27. November 2015

Die Schmeichler kämpfen nicht

Wenn ich in diesen Zeiten in die Presse schaue, Nachrichten aus dem Fernsehen über mich ergehen lasse, dann drängt sich immer wieder die Figur des Schmeichlers in den Vordergrund. In Canettis »Komodie der Eiterkeit« - dort sind von einem totalitären Regime alle Spiegel verboten wurden um die Eitelkeit zu bekämpfen - kommt dem Schmeichler die Rolle zu, den Menschen zu erzählen wie sie aussehen. Sie wollen es ja wissen, und wenn es keine Spiegel mehr gibt, behilft man sich eben so. Geschäftstüchtig wie der Schmeichler ist, erzählt er den Leuten natürlich was sie hören wollen. Bestimmte Branchen, wie die Frisöre, erleben einen Boom, auch weil sie geradezu zwangsläufig ihren Kunden erzählen müssen wie diese aussehen. Selbst überprüfen können die Ihr Äußeres nicht mehr, es gibt keine Spiegel mehr.

Hier und heute, jetzt in Deutschland also, könnten die Menschen in den Spiegel schauen, sie wollen es aber nicht mehr, sondern lieben es umschmeichelt zu werden. Wir sind ja so gut, wir retten das Klima, ja die ganze Welt, wir schaffen das. Geschäftstüchtig wie die Medien sind, erzählen sie den Leuten was sie hören wollen, schmeicheln sich bei ihnen ein. Nein, wir haben nicht nur eine Medienkrise, sondern auch eine der Gesellschaft, die nicht mehr bereit ist den Realitäten ins Auge zu sehen, und sich lieber umschmeicheln lässt. Die Medien sind nicht die Ursache dieses verzerrten Selbstbild der Deutschen. Sie, die Medien, folgen nur einem Bedürfnis der Gesellschaft nach Sinnsuche, und da diese nicht mehr in den Traditionen oder in den Mythen des eigenen Volkes statt findet, entsteht ein neues deutsches Gutmenschentum.

Der Realitätsverlust der Deutschen hat ursächlich mit dieser schief gelaufenen Sinnsuche zu tun. Man schaut nicht mehr in den Spiegel um zu erkennen wer man ist, wie man aussieht, sondern konstruiert sich ein Wunschbild, was von den Schmeichlern kräftig unterstützt wird, es ist ihr Geschäftsmodell. Diese neue Identität der Deutschen steht aber auf ganz wackeligen Füßen, sie hat den Lackmustest zur Unterscheidung von Wunsch und Wirklichkeit noch nicht bestanden, der nun in Form von Völkerwanderungen auf uns zukommt.

Mythen und Traditionen, auf die man meinte verzichten zu können, sind auch tradierte Geschichte, gemachte Erfahrungen die unterschwellig transportiert werden.

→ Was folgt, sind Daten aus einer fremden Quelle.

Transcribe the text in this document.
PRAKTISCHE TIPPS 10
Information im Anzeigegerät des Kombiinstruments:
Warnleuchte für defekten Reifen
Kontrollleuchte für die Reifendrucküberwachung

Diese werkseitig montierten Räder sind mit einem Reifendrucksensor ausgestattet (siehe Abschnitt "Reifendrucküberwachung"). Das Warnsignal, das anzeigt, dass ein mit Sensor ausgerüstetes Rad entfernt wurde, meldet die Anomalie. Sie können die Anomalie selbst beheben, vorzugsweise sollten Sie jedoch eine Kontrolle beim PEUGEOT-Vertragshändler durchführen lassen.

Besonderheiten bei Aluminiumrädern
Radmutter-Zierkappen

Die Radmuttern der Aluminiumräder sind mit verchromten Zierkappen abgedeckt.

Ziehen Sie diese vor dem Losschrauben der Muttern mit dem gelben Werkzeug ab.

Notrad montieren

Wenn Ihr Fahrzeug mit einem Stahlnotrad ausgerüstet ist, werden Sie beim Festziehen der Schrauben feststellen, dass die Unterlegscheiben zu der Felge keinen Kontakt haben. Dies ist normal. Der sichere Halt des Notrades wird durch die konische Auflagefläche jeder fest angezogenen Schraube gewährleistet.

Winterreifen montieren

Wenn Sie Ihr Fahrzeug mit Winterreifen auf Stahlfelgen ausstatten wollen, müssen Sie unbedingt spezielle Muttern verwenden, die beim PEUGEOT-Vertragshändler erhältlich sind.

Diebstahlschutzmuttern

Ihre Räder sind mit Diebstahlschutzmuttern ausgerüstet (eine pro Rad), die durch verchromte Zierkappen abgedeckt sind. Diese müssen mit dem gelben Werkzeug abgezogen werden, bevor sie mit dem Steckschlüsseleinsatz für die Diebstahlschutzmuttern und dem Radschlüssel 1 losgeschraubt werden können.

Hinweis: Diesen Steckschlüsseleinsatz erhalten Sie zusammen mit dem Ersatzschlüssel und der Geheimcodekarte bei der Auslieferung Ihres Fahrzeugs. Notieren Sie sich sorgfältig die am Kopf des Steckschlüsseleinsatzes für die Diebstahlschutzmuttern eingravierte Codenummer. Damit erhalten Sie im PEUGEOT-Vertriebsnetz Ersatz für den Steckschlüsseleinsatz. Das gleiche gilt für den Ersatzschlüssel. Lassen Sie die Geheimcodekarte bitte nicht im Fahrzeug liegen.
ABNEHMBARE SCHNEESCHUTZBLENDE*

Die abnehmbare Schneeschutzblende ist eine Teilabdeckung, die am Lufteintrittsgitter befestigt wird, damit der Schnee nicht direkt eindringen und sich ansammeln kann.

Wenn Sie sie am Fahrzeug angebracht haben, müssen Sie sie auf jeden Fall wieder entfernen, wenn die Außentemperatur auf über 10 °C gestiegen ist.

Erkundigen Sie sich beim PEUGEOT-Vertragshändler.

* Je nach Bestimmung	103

Das Wunschbild des neuen guten Deutschen ist noch nicht durch die Stürme der Zeit und der Realitäten gegangen, es hat noch keine Bewährungsprobe bestehen müssen, bei der es auf praktische Verwertbarkeit getestet, und dabei angepasst und zurecht geschliffen wurde. Es ist zu befürchten, dass wenn die Gesellschaft an ihrem Wunschselbstbild fest hält, sie daran zerbrechen wird. Der Lackmustest mit den Flüchtlingen ist nämlich nur ein Anfang, vielleicht werden wir wieder kämpfen müssen. Spätestens dann sind die Schmeichler arbeitslos. Sie werden versuchen dies so lange wie möglich hinaus zu zögern, bis hin zur Selbstaufgabe.

1 Kommentar :

  1. Es ist wahr: unserer Gesellschaft würden jetzt die Augen geöffnet werden, wenn sie von den Medien nicht gewaltsam zugedrückt würden.